If we take another one, which is P.E.I. southern gulf, 68.5 millimetres was the size that was the minimum legal size, but 70.5 millimetres is the size at which 45% of the females that are caught at that size are mature.
If you look in the Bay of Fundy area down to Southwest Nova, 82.5 millimetres is the market size at which they land the lobsters, but 97 millimetres is the size at which 50% of the females are mature. So only 2% of the females that are caught at that size have actually reproduced or have had the chance to reproduce. It is very risky in the Bay of Fundy, as you see, compared to other areas in Atlantic Canada.
What the FRC proposes is that you should try to have 50% of the females having a chance to reproduce before you catch them. However, in areas such as southwest Nova Scotia and the Bay of Fundy, where it is so far off, then for God's sake, please protect the large females by leaving them in the water.

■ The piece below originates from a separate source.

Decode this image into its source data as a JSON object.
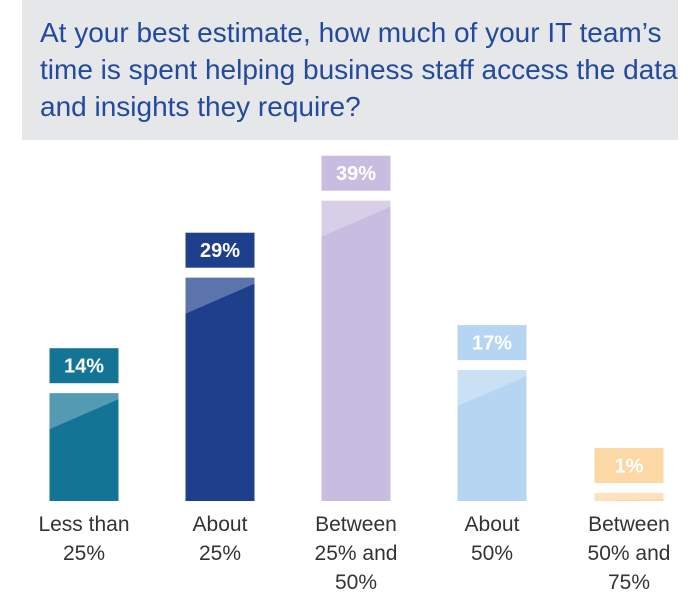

We have a graph as well that shows how many eggs a female produces. As you go to your bottom access, if you go right you get to 100 millimetres, you'll see 20,000 eggs are produced, but if you have a female that's 150 millimetres, 160 millimetres, you're up to 80,000 eggs produced. Not only are there more of those eggs, but they are healthier. They're larger and there's a better chance they will survive.

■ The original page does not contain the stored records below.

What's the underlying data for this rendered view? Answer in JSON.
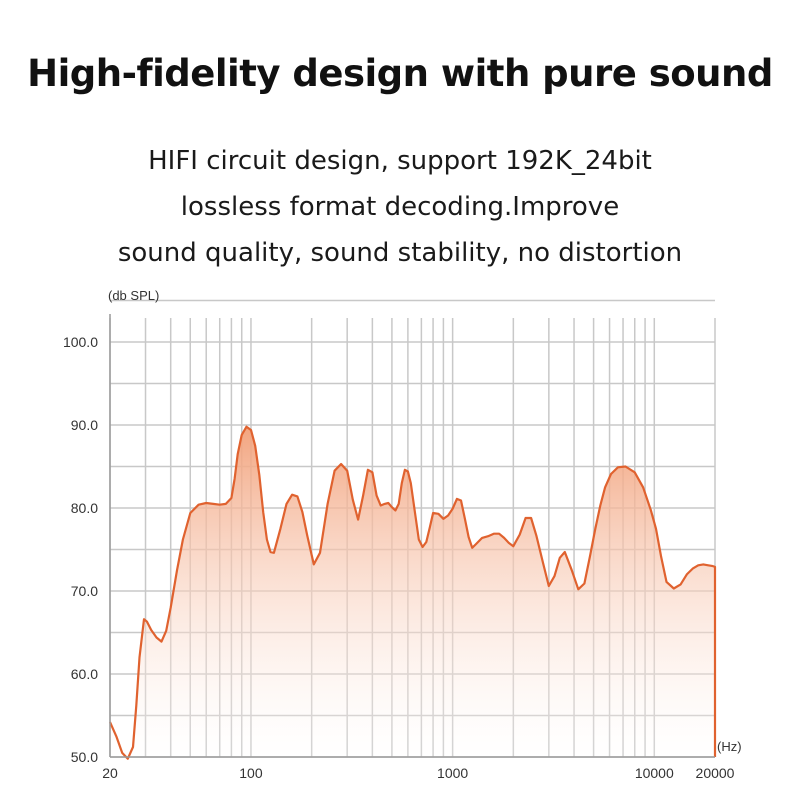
{
  "header": {
    "title": "High-fidelity design with pure sound",
    "description_lines": [
      "HIFI circuit design, support 192K_24bit",
      "lossless format decoding.Improve",
      "sound quality, sound stability, no distortion"
    ]
  },
  "chart_data": {
    "type": "area",
    "title": "",
    "xlabel": "(Hz)",
    "ylabel": "(db SPL)",
    "x_scale": "log",
    "xlim": [
      20,
      20000
    ],
    "ylim": [
      50,
      100
    ],
    "x_ticks": [
      20,
      100,
      1000,
      10000,
      20000
    ],
    "x_tick_labels": [
      "20",
      "100",
      "1000",
      "10000",
      "20000"
    ],
    "y_ticks": [
      50,
      60,
      70,
      80,
      90,
      100
    ],
    "y_tick_labels": [
      "50.0",
      "60.0",
      "70.0",
      "80.0",
      "90.0",
      "100.0"
    ],
    "grid": true,
    "colors": {
      "line": "#e0622f",
      "fill_top": "#f2a079",
      "grid": "#c8c8c8",
      "axis": "#999999"
    },
    "series": [
      {
        "x": [
          20,
          21.5,
          23,
          24.5,
          26,
          27,
          28,
          29.5,
          30.5,
          32,
          34,
          36,
          38,
          40,
          43,
          46,
          50,
          55,
          60,
          65,
          70,
          75,
          80,
          83,
          86,
          90,
          95,
          100,
          105,
          110,
          115,
          120,
          125,
          130,
          140,
          150,
          160,
          170,
          180,
          190,
          205,
          220,
          240,
          260,
          280,
          300,
          320,
          340,
          360,
          380,
          400,
          420,
          440,
          460,
          480,
          500,
          520,
          540,
          560,
          580,
          600,
          620,
          650,
          680,
          710,
          740,
          770,
          800,
          850,
          900,
          950,
          1000,
          1050,
          1100,
          1150,
          1200,
          1250,
          1300,
          1400,
          1500,
          1600,
          1700,
          1800,
          1900,
          2000,
          2150,
          2300,
          2450,
          2600,
          2800,
          3000,
          3200,
          3400,
          3600,
          3900,
          4200,
          4500,
          4800,
          5100,
          5400,
          5700,
          6100,
          6600,
          7200,
          8000,
          8800,
          9600,
          10200,
          10800,
          11500,
          12500,
          13500,
          14500,
          15500,
          16500,
          17500,
          18500,
          19500,
          20000
        ],
        "y": [
          54.2,
          52.5,
          50.5,
          49.8,
          51.2,
          56.2,
          62,
          66.6,
          66.3,
          65.3,
          64.4,
          63.9,
          65.2,
          68,
          72.5,
          76.2,
          79.4,
          80.4,
          80.6,
          80.5,
          80.4,
          80.5,
          81.2,
          83.5,
          86.5,
          88.8,
          89.8,
          89.4,
          87.5,
          84,
          79.5,
          76.2,
          74.7,
          74.6,
          77.5,
          80.5,
          81.6,
          81.4,
          79.5,
          76.7,
          73.2,
          74.6,
          80.5,
          84.5,
          85.3,
          84.5,
          81,
          78.6,
          81.5,
          84.6,
          84.3,
          81.5,
          80.3,
          80.5,
          80.6,
          80.1,
          79.7,
          80.5,
          83,
          84.6,
          84.4,
          83,
          79.5,
          76.2,
          75.3,
          75.9,
          77.6,
          79.4,
          79.3,
          78.7,
          79.1,
          79.9,
          81.1,
          80.9,
          78.7,
          76.5,
          75.2,
          75.6,
          76.4,
          76.6,
          76.9,
          76.9,
          76.4,
          75.8,
          75.4,
          76.8,
          78.8,
          78.8,
          76.7,
          73.5,
          70.6,
          71.8,
          74,
          74.7,
          72.5,
          70.2,
          70.9,
          74.2,
          77.5,
          80.3,
          82.5,
          84.1,
          84.9,
          85,
          84.3,
          82.5,
          79.8,
          77.5,
          74.2,
          71.1,
          70.3,
          70.8,
          72,
          72.7,
          73.1,
          73.2,
          73.1,
          73,
          72.9
        ]
      }
    ]
  }
}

The other reason why minimum legal size is very important is that it's measurable and it's enforceable.
You try to keep as many females as possible, because egg production in the lobster fishery is very important.
The other question pertained to the risk. The major difference between 2007 and 1995 is that there are no fewer vessels in the fishery. There are more of them. They're larger and more powerful. They cover more of the fishing grounds. They start fishing at night, not only in the day, because they're limited by season and by trap limits.
We heard in spades at consultation that a lot of fishermen are fishing beyond their limit because it's very hard to enforce trap limits. If you're in some areas like the south shore of Nova Scotia and southwest Nova Scotia, just for example, if you go out 50 miles and you have 200 miles of coastline, to have a patrol boat haul every buoy out there is virtually impossible.
What we state in the report is that most of the cheating that is going on is by commercial harvesters using illegal traps. The lobsters they land are legal, but how they caught them is not. And it's difficult to pinpoint how and who is doing that.